9 Apr 2013

NZ contemporaries remember 'Iron Lady' of politics

10:29 pm on 9 April 2013

New Zealand political contemporaries of Margaret Thatcher are remembering her as a tough politician with clear convictions.

Baroness Thatcher, the former British prime minister and first woman to lead the country, died in London on Monday after suffering a stroke.

The 87-year-old known as the 'Iron Lady' radically rolled back the state during her 11 years in power from 1979 and led the Conservatives to win three successive general elections.

Ruth Richardson, finance minister in Jim Bolger's National Government, supported Lady Thatcher's strict monetarist policies and attended a meeting where she spoke in 1976.

Ms Richardson says she made astute observations about New Zealand being locked into a protectionist economy.

"And she said so very forcefully in 1976 and there was almost a deathly silence.

"She railed against the Soviet Union and the very, I think, soft New Zealand audience at the time that had become accustomed to this kind of intervention and decline were too lily-livered to really cheer her. I was probably the only one that was really clapping."

A former prime minister, Sir Geoffrey Palmer, met Lady Thatcher at a Commonwealth Heads of Government meeting in Malaysia in 1989.

Wanting to avoid a boycott of the upcoming Commonwealth Games in Auckland, Sir Geoffrey said he was intent on getting on well with the Baroness, who opposed sanctions against South Africa's apartheid government.

"I found her very cordial and very straightforward.
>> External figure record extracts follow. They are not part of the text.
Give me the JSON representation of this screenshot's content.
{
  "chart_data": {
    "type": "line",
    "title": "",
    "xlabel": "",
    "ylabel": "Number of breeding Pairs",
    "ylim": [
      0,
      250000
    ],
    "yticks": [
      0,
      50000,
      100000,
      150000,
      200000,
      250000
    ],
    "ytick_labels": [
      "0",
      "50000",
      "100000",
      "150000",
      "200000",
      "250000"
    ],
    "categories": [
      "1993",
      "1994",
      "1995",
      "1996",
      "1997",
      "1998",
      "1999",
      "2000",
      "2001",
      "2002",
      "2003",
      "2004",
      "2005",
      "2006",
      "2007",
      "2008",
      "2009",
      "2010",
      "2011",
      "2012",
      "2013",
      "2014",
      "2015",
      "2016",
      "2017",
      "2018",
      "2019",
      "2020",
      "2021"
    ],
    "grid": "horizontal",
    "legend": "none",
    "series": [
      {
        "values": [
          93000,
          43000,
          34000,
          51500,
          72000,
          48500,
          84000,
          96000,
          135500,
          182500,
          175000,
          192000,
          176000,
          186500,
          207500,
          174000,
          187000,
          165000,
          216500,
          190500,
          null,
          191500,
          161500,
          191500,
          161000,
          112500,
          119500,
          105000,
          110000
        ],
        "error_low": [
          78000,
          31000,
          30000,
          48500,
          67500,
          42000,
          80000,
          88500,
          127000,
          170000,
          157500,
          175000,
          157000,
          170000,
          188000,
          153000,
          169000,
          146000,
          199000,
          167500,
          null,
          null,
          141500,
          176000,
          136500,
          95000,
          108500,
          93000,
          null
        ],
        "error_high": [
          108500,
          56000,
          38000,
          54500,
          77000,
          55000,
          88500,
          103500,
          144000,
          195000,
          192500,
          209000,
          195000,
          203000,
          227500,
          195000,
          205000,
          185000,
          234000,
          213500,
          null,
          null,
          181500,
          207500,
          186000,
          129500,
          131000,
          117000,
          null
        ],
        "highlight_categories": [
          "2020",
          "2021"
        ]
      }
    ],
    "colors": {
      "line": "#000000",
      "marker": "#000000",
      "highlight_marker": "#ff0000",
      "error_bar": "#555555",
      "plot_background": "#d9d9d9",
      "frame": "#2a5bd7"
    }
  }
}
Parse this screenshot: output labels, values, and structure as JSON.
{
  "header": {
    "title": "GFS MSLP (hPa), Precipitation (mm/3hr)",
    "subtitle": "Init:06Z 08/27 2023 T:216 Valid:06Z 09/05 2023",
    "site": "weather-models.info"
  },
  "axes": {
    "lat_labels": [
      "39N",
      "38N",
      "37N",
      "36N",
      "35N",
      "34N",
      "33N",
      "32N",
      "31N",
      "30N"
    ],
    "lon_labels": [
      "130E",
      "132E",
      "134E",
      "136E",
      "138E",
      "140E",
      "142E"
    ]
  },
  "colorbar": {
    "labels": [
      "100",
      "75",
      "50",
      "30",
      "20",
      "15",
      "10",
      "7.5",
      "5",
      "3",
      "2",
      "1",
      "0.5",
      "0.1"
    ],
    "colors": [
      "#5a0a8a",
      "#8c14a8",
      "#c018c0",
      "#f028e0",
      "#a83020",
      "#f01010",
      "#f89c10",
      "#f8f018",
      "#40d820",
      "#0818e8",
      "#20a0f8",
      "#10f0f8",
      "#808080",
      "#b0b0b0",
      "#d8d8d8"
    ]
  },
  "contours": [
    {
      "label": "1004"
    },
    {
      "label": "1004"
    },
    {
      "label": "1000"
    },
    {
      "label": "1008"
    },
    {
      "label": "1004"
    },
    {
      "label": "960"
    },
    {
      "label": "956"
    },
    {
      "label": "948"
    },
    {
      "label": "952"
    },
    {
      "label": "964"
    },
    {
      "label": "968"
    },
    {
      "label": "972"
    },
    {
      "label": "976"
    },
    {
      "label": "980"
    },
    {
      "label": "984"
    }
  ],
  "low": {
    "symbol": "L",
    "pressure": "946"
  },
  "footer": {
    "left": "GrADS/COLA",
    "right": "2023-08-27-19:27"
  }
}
She was a person with very clear convictions. But she had a regard for New Zealand and we certainly came out of that meeting having achieved all of our objectives. We didn't get a boycott."

But not everyone was impressed with her.

Ken Douglas was the president of the Council of Trade Unions at the time Margaret Thatcher was battling Britain's coal miners in the 1980s.

Mr Douglas says her economic policies influenced an anti-unionism sentiment in New Zealand legislation.

Lady Thatcher's funeral service at St Paul's Cathedral in London will be held on 17 April.